Establishing such heritage would normally make it very difficult for the Cherokee Nation and state social services to agree to any non-Indian adoption and removal from the state.
By this time, Brown was deployed to Iraq on a one-year deployment in the U.S. Army, making it hard to press his custody claims. Veronica lived with the Capobiancos for two years before the high court in South Carolina ruled for the father. Brown took his daughter back to Bartlesville, Oklahoma, on New Year’s Eve 2011.
The state’s top court that ruled in his favor said Brown had “a deeply embedded relationship” with his American Indian heritage, in which Veronica will be raised.
But the Capobiancos point to another part of the state court’s conclusion: that despite a ruling against them, they were “ideal parents who have exhibited the ability to provide a loving family environment.” That court said its hands were tied, and that federal law trumped state law.
“Courts in seven states have held that ICWA does not bar courts from terminating the parental rights of a non-custodial father under state law when the father abandoned his child to the sole custody of a non-Indian mother,” said Lisa Blatt, attorney for the couple.
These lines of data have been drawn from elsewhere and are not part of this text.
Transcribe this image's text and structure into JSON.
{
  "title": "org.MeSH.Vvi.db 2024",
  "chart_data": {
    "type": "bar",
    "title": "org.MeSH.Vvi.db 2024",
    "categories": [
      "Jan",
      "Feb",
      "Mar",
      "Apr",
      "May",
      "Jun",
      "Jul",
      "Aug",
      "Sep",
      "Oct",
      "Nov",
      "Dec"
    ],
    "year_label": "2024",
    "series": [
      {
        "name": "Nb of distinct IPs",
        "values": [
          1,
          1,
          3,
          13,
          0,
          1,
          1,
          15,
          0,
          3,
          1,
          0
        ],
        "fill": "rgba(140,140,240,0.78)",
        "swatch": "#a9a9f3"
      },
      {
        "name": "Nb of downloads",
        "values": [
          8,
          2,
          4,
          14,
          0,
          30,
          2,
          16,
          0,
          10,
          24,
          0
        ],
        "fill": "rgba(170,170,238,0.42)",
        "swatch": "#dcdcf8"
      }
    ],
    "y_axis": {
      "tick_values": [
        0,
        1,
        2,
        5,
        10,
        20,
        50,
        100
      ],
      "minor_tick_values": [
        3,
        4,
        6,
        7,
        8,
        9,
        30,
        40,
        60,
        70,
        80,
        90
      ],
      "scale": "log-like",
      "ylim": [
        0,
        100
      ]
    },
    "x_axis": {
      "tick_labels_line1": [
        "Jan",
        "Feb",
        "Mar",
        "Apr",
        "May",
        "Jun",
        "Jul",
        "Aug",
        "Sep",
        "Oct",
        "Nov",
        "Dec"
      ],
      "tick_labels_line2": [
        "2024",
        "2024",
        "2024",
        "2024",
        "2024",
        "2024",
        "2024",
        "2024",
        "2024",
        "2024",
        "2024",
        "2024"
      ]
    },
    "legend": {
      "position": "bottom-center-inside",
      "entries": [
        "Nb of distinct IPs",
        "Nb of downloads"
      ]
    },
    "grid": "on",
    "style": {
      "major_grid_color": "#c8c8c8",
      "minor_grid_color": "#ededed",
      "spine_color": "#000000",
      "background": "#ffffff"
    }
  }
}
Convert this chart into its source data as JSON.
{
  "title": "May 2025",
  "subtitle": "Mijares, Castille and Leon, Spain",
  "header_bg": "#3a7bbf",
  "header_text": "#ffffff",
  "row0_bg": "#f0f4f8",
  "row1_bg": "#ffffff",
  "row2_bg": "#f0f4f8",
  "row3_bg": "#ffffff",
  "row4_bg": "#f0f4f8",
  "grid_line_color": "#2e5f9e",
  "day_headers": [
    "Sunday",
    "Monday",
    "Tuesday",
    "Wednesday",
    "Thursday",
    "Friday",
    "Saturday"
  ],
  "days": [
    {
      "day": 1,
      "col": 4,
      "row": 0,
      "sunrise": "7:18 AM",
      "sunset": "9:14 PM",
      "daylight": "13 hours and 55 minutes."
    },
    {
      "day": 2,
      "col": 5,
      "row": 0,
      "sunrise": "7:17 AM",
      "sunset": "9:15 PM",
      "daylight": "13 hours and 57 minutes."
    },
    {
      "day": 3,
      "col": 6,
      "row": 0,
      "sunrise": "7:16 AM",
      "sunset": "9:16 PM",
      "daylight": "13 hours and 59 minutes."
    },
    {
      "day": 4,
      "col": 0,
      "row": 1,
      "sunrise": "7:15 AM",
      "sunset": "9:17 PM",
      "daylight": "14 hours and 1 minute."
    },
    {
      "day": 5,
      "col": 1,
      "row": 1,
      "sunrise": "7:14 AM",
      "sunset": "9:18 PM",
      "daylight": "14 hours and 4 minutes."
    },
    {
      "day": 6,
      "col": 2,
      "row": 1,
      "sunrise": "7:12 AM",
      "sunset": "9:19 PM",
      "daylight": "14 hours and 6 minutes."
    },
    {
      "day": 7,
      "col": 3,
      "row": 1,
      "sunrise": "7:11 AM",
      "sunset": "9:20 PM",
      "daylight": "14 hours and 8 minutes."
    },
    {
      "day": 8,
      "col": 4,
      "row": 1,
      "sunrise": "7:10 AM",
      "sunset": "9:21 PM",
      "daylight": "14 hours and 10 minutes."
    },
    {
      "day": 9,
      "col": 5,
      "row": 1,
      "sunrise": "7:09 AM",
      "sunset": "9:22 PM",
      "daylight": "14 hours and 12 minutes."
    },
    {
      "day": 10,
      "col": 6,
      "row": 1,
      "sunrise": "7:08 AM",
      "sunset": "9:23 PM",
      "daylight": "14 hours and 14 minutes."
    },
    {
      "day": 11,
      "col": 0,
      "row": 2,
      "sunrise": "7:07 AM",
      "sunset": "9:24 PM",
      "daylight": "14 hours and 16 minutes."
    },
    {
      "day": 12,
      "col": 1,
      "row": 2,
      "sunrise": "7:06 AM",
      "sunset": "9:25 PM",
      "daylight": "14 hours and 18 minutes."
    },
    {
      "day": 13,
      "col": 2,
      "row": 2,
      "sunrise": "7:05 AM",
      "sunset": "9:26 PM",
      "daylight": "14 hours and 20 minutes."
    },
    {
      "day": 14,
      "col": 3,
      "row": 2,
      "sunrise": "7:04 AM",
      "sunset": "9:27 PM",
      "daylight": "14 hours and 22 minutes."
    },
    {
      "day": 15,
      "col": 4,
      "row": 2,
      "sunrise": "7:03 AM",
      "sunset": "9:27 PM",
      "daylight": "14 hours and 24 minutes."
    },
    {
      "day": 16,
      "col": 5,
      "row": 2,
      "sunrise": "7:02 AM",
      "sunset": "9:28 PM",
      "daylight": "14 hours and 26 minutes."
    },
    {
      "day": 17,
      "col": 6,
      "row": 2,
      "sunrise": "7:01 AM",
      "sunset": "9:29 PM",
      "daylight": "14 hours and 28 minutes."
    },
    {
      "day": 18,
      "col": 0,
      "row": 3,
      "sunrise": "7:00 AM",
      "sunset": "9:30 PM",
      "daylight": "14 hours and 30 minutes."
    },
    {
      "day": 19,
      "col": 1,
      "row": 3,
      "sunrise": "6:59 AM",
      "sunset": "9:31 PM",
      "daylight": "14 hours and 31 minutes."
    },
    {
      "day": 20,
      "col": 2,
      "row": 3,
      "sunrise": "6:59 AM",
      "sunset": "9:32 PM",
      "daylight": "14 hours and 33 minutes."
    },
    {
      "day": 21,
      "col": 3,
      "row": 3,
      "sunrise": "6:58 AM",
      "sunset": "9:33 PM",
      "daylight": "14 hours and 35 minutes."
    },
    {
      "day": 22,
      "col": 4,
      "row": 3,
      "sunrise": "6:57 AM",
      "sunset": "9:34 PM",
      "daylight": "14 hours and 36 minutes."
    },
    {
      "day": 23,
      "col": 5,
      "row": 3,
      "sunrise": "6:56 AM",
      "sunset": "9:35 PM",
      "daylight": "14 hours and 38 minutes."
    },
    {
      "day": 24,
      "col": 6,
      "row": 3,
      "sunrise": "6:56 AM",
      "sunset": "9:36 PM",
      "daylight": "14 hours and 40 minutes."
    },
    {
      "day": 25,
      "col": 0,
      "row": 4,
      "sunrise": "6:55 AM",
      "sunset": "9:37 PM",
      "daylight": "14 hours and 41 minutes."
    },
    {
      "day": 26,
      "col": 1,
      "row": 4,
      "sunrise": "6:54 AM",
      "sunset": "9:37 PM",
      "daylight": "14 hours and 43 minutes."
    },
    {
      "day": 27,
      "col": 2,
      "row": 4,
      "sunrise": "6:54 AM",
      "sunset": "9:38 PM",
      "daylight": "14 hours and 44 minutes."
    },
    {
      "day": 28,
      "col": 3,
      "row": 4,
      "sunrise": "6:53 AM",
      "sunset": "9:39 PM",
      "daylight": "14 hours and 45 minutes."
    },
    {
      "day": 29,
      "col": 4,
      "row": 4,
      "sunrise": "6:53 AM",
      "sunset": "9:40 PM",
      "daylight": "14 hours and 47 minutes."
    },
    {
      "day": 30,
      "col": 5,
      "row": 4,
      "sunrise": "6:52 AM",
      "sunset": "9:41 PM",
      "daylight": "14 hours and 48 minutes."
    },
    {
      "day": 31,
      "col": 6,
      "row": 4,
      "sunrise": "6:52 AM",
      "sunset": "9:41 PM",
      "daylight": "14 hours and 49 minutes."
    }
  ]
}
She says the father’s initial agreement to give up his parental rights meant he forfeited any subsequent efforts to establish custody, when the child was already in a happy, stable home environment.
The Capobiancos argue Brown had refused to offer any financial assistance to the biological mother until they were married and “wanted nothing to do” with the pregnancy.
As a single mother with two other young children, the biological mother felt she had no choice but to give her daughter up for adoption, said a legal brief filed by her lawyers. They say she complied with the adoption laws in both states and with the tribe.
The couple also says they long wanted to be parents and had seven unsuccessful attempts at in vitro fertilization. She is a child developmental psychologist and he is an automotive body technician. They were in the room when Veronica was born, and had an “open” adoption, meaning the biological mother could and did maintain a relationship with Veronica.
The case is Adoptive Couple v. Baby Girl, a Minor Child Under the Age of Fourteen Years (12-399).